Easily train a good VC model with voice data <= 10 mins!
MIT License
24.76k stars 3.63k forks source link

How to reduce WER (Word Error Rate) of RVC output #2364

Open asr-aditya opened 3 weeks ago

asr-aditya commented 3 weeks ago

I am currently using the Retrieval-based Voice Conversion (RVC) model for voice conversion tasks on English Audio, and I have observed a higher-than-expected Word Error Rate (WER) in the converted audio output. While the timbre and overall speech characteristics are well-preserved, there are noticeable discrepancies in the pronunciation and word clarity that affect the intelligibility of the converted speech.

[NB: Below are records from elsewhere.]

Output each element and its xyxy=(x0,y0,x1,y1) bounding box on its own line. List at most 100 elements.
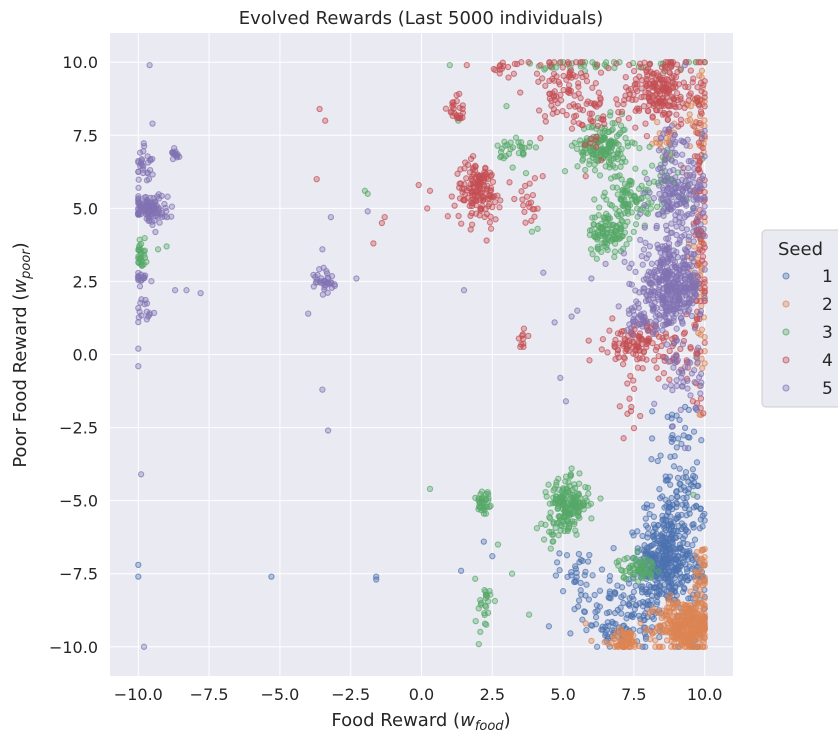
data-point xyxy=(681,574,688,581)
data-point xyxy=(586,161,593,168)
data-point xyxy=(669,256,676,264)
data-point xyxy=(667,481,674,488)
data-point xyxy=(679,619,687,627)
data-point xyxy=(696,635,703,642)
data-point xyxy=(682,468,690,476)
data-point xyxy=(522,219,529,226)
data-point xyxy=(571,521,578,528)
data-point xyxy=(149,221,156,229)
data-point xyxy=(519,145,526,152)
data-point xyxy=(316,105,323,113)
data-point xyxy=(689,398,697,405)
data-point xyxy=(700,410,707,417)
data-point xyxy=(603,229,610,237)
data-point xyxy=(562,478,569,485)
data-point xyxy=(497,197,504,204)
data-point xyxy=(635,578,642,585)
data-point xyxy=(525,200,532,207)
data-point xyxy=(135,573,142,580)
data-point xyxy=(642,627,649,634)
data-point xyxy=(593,643,601,650)
data-point xyxy=(546,514,553,521)
data-point xyxy=(662,611,669,619)
data-point xyxy=(593,143,600,150)
data-point xyxy=(634,547,641,555)
data-point xyxy=(628,209,635,216)
data-point xyxy=(545,528,553,535)
data-point xyxy=(672,104,679,111)
x-tick-label: −10.0 xyxy=(114,685,163,704)
data-point xyxy=(612,355,619,363)
data-point xyxy=(509,144,517,151)
data-point xyxy=(328,273,336,280)
data-point xyxy=(605,640,612,648)
data-point xyxy=(670,544,677,551)
data-point xyxy=(314,279,321,286)
data-point xyxy=(696,525,703,532)
data-point xyxy=(617,150,624,158)
data-point xyxy=(592,80,599,87)
data-point xyxy=(657,196,665,203)
data-point xyxy=(559,588,567,595)
data-point xyxy=(604,619,611,626)
data-point xyxy=(135,176,142,183)
data-point xyxy=(140,148,147,155)
data-point xyxy=(666,319,673,327)
data-point xyxy=(661,383,669,390)
data-point xyxy=(137,299,144,306)
data-point xyxy=(663,512,670,519)
legend-marker xyxy=(782,384,790,392)
data-point xyxy=(666,376,673,383)
data-point xyxy=(373,576,380,583)
data-point xyxy=(517,343,524,351)
data-point xyxy=(150,204,157,211)
data-point xyxy=(586,110,593,117)
data-point xyxy=(639,261,646,268)
data-point xyxy=(680,584,688,591)
data-point xyxy=(589,154,597,161)
data-point xyxy=(472,617,479,625)
data-point xyxy=(701,333,708,341)
x-tick-label: 2.5 xyxy=(480,685,505,704)
data-point xyxy=(612,336,619,344)
data-point xyxy=(598,566,606,573)
data-point xyxy=(672,555,680,563)
data-point xyxy=(641,224,648,231)
data-point xyxy=(603,210,610,217)
data-point xyxy=(684,385,691,392)
data-point xyxy=(701,232,708,240)
data-point xyxy=(673,500,681,508)
data-point xyxy=(656,485,663,493)
data-point xyxy=(690,643,698,650)
data-point xyxy=(660,285,667,292)
data-point xyxy=(663,341,671,348)
data-point xyxy=(659,327,666,334)
data-point xyxy=(690,428,698,435)
data-point xyxy=(154,246,162,253)
data-point xyxy=(674,276,681,283)
data-point xyxy=(586,551,593,559)
data-point xyxy=(675,184,682,192)
data-points xyxy=(135,59,708,650)
data-point xyxy=(699,210,706,217)
data-point xyxy=(541,113,549,120)
data-point xyxy=(477,628,484,636)
data-point xyxy=(673,61,681,68)
data-point xyxy=(700,241,707,248)
data-point xyxy=(599,626,606,633)
data-point xyxy=(622,348,629,355)
data-point xyxy=(694,616,702,623)
data-point xyxy=(701,553,708,561)
data-point xyxy=(676,541,684,548)
data-point xyxy=(491,597,499,605)
data-point xyxy=(621,187,628,194)
data-point xyxy=(685,244,692,251)
data-point xyxy=(626,280,633,288)
data-point xyxy=(482,510,490,517)
data-point xyxy=(701,117,708,124)
data-point xyxy=(520,325,528,332)
data-point xyxy=(138,258,145,266)
data-point xyxy=(143,177,151,184)
data-point xyxy=(690,75,697,82)
data-point xyxy=(565,73,573,80)
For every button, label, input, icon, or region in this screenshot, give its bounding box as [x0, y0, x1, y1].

I would like to understand what steps can be taken to reduce the WER in RVC-generated audio. Specifically, I am looking for:

  1. Model adjustments: Are there any tweaks in model architecture or hyperparameters that could improve the word accuracy in the output?
  2. Preprocessing/Postprocessing: What preprocessing techniques (e.g., noise reduction, normalization) or postprocessing steps could help reduce WER?
  3. Training dataset: How crucial is the quality and quantity of the training data? Should I prioritize more phonetically diverse datasets, or can any enhancements be made on the dataset level to improve WER?
  4. Fine-tuning: Are there recommendations for fine-tuning the model, particularly for improving articulation and reducing mispronunciations in the converted audio?